Millymolly99 · 13/02/2026 10:50

greencheetah · 13/02/2026 08:07

If you don’t enjoy it there are many roles where you have to be in an office every day.

Free up the hybrid roles for those who want to work hybrid or wfh.

This!!!

Evergreen21 · 13/02/2026 10:52

If it doesn't suit you then fair enough. It's great that you have recognised that, now you do something about it. The onus is on you to change something that isn't working for you rather than taking the choice away from everyone else.

I don't know why it is hard for you to recognise that other people quite enjoy it. My dh wfh 2 days a week. It means no commute, he can do school pick ups and drop offs and feels he is more productive.

My sister wfh 5 days a week. She saves money not having a commute and buying lunches.

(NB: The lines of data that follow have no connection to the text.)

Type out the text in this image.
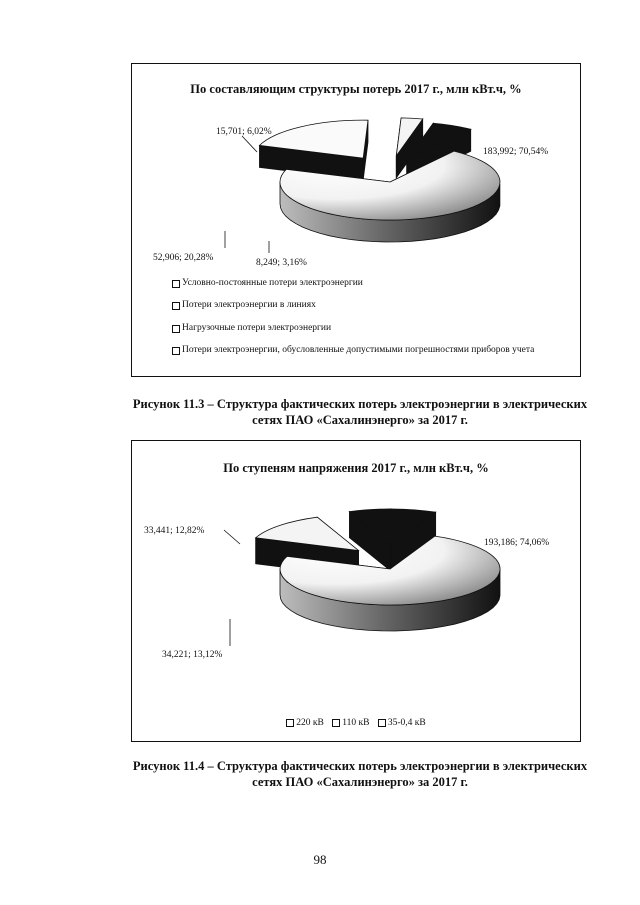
По составляющим структуры потерь 2017 г., млн кВт.ч, %
183,992; 70,54%
52,906; 20,28%	8,249; 3,16%
15,701; 6,02%
Условно-постоянные потери электроэнергии
Потери электроэнергии в линиях
Нагрузочные потери электроэнергии
Потери электроэнергии, обусловленные допустимыми погрешностями приборов учета
Рисунок 11.3 – Структура фактических потерь электроэнергии в электрических
сетях ПАО «Сахалинэнерго» за 2017 г.
По ступеням напряжения 2017 г., млн кВт.ч, %
193,186; 74,06%
34,221; 13,12%
33,441; 12,82%
220 кВ 110 кВ 35-0,4 кВ
Рисунок 11.4 – Структура фактических потерь электроэнергии в электрических
сетях ПАО «Сахалинэнерго» за 2017 г.
98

Her job involves talking to people though so less isolation. My friend does the same job but she has to be physically present. She has a chronic health condition and the ability to work one or better yet 2 days from home would make the world of a difference to her. She is looking for a hybrid or remote role.

I cannot work remotely. I go into work so do have to commute but am self employed so choose to work closer to home and do the days I want. I don't begrudge others for choosing a work pattern that suits them.

TheBestThingthatAlmostHappened · 13/02/2026 10:54

Your social life shouldn't revolve around work. Eventually, we will accept the 4 day workweek and spend 32 hours a week actually working instead of 40 hours making small talk with our colleagues about our weekend plans and how Vera's diet is going without ever actually forming genuine connections, and another 10 hours commuting.

Everyone needs to find social activities with people they actually choose to spend time with and have things in common with, rather than relying on the people they happen to have been thrown into an office with.